Pase lo que pase el próximo martes en las urnas madrileñas, parece bastante difícil extrapolar un análisis de los resultados a lo que puede suceder en otras comunidades. Durante toda la campaña, la más que probable vencedora de las elecciones, Isabel Díaz Ayuso, ha tratado de establecer el hecho diferencial de Madrid, alargado tan hasta el extremo que le ha llevado a decir cosas tan absurdas como que si quieres, en Madrid no te vuelves a encontrar con tu ex o que algo tan banal como tomarte una caña alcanza en su comunidad (aunque realmente se refiere a su capital) el insólito grado de la libertad absoluta. Resaltar el perfil diferenciador de su comunidad no es una estrategia exclusiva de Díaz Ayuso. También lo hacen a menudo otros líderes, y no precisamente los considerados nacionalistas excluyentes, sino otros líderes que se creen que la política de sus Gobiernos es excepcional, diferenciadora, siempre excelsa frente a la de otros lugares. Lo hace Ximo Puig en la Comunidad Valenciana, lo hace Javier Lambán en Aragón, lo hace Alberto Núñez Feijóo en Galicia o Miguel Ángel Revilla en Cantabria. Cierto es que ninguno con la capacidad de rentabilizarlo tan bien como la presidenta madrileña.

Se da por hecho que Díaz Ayuso va a arrasar y que el PSOE se va a dar un batacazo. Todo está por ver, pero en el caso de que eso suceda, ni siquiera está muy claro que se puedan hacer lecturas en clave nacional. La campaña más emponzoñada de la democracia, en la que menos se ha hablado de programas y en la que los liderazgos de los partidos -por exceso o por defecto- ha primado sobre lo demás puede ser un mal auguro de lo que espera en sucesivas convocatorias electorales.

Tampoco se puede considerar que un éxito clamoroso de Díaz Ayuso o una estrepitosa caída de Ángel Gabilondo tendrían consecuencias inminentes sobre Pablo Casado en el PP ni sobre Pedro Sánchez en el PSOE. Pero les pondría sobreaviso. Eso sí, puede haber una consecuencia directísima de la que ya se habla: según la próxima ocurrencia tacticista de Iván Redondo, en función de los resultados y cómo evolucionen las relaciones cada día más enrarecidas entre el PSOE y Podemos, podría haber un adelanto electoral que hiciera coincidir las elecciones andaluzas con las nacionales.

Las encuestas dan por hecha la apabullante victoria de Díaz Ayuso, pero siempre hay espacio para la sorpresa, y en este caso aún hay incógnitas que despejar. La principal estriba en saber si será absolutísima o si su crecimiento será inversamente proporcional al de Vox. Asimismo, saber si la continua apelación a las emociones y la crispada campaña conseguirá movilizar a los votantes de la izquierda, lo que le permitiría todavía albergar una esperanza de sumar la mayoría.

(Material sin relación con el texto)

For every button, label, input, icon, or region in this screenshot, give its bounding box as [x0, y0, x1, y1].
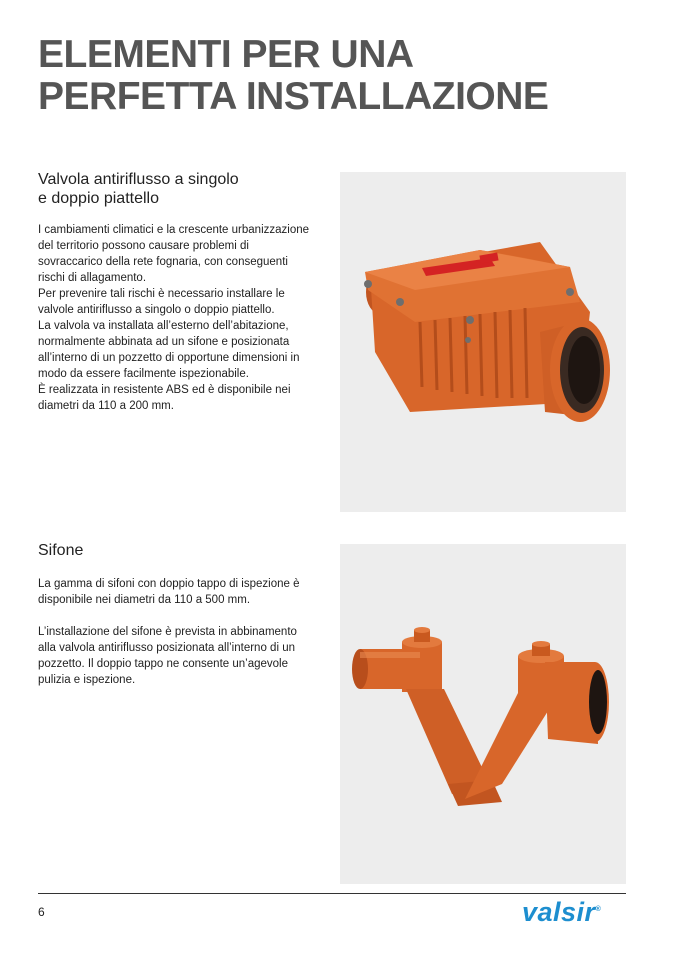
siphon-illustration	[340, 544, 626, 884]
paragraph-line: alla valvola antiriflusso posizionata all’interno di un	[38, 642, 295, 654]
paragraph-line: L’installazione del sifone è prevista in abbinamento	[38, 626, 297, 638]
paragraph-line: pulizia e ispezione.	[38, 674, 136, 686]
heading-line: e doppio piattello	[38, 190, 159, 207]
section-heading-valve	[38, 170, 328, 208]
paragraph-line: pozzetto. Il doppio tappo ne consente un’agevole	[38, 658, 288, 670]
antiflood-valve-illustration	[340, 172, 626, 512]
paragraph-line: Per prevenire tali rischi è necessario installare le	[38, 288, 285, 300]
paragraph-line: diametri da 110 a 200 mm.	[38, 400, 174, 412]
page-title-line-2: PERFETTA INSTALLAZIONE	[38, 75, 549, 118]
paragraph-line: valvole antiriflusso a singolo o doppio piattello.	[38, 304, 275, 316]
paragraph-line: sovraccarico della rete fognaria, con conseguenti	[38, 256, 288, 268]
page-number: 6	[38, 905, 45, 919]
paragraph-line: normalmente abbinata ad un sifone e posizionata	[38, 336, 290, 348]
paragraph-line: modo da essere facilmente ispezionabile.	[38, 368, 249, 380]
logo-text: valsir	[522, 897, 596, 927]
paragraph-line: La valvola va installata all’esterno dell’abitazione,	[38, 320, 289, 332]
valve-description	[38, 222, 338, 414]
page-title-line-1: ELEMENTI PER UNA	[38, 33, 414, 76]
siphon-product-image	[340, 544, 626, 884]
siphon-description	[38, 576, 338, 688]
heading-line: Valvola antiriflusso a singolo	[38, 171, 239, 188]
valsir-logo	[522, 897, 601, 928]
paragraph-line: rischi di allagamento.	[38, 272, 147, 284]
paragraph-line: La gamma di sifoni con doppio tappo di ispezione è	[38, 578, 300, 590]
footer-divider	[38, 893, 626, 894]
paragraph-line: del territorio possono causare problemi di	[38, 240, 249, 252]
paragraph-line: È realizzata in resistente ABS ed è disponibile nei	[38, 384, 291, 396]
paragraph-line: all’interno di un pozzetto di opportune dimensioni in	[38, 352, 300, 364]
page-title	[38, 34, 638, 118]
section-heading-siphon	[38, 541, 328, 560]
heading-line: Sifone	[38, 542, 84, 559]
paragraph-line: I cambiamenti climatici e la crescente urbanizzazione	[38, 224, 310, 236]
registered-mark: ®	[595, 906, 602, 913]
valve-product-image	[340, 172, 626, 512]
paragraph-line: disponibile nei diametri da 110 a 500 mm.	[38, 594, 251, 606]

Y, por supuesto, todo dependerá de ese 5% de votos que permite a una formación entrar en el reparto de escaños y que en estas elecciones se antoja decisivo para configurar una u otra mayoría.

Más allá de eso, las elecciones de la Comunidad de Madrid, como hace dos meses ocurrió con las de Cataluña, son tan especiales que resulta imposible extraer una lectura en clave aragonesa. Ni Díaz Ayuso es Beamonte ni Gabilondo es Lambán. Pablo Iglesias solo hay uno y Mónica García es un fenómeno exclusivo de Madrid. En Aragón, solo Vox -con permiso de Ciudadanos- es la formación que más se parece a su dirección nacional , aunque sus líderes locales sean menos duchos en la retórica y les baste con replicar las peligrosas soflamas ultras que les dictan sus jefes estatales. Por tanto, ni un espectacular aumento electoral del PP, ni una debacle socialista, o un incremento del voto más extremado permiten intuir por dónde irán las cosas en Aragón en las elecciones. Y mucho menos cuando estamos todavía en el ecuador de la legislatura, aunque parezca que haya pasado toda una vida.

Es lo que sucede cuando una pandemia paró el reloj: que cada día se convierte en un bucle y hay un colapso informativo entre vacunas, curvas y cogobernanzas que impiden establecer una cronología coherente de los hechos que se suceden y de los que sucedieron.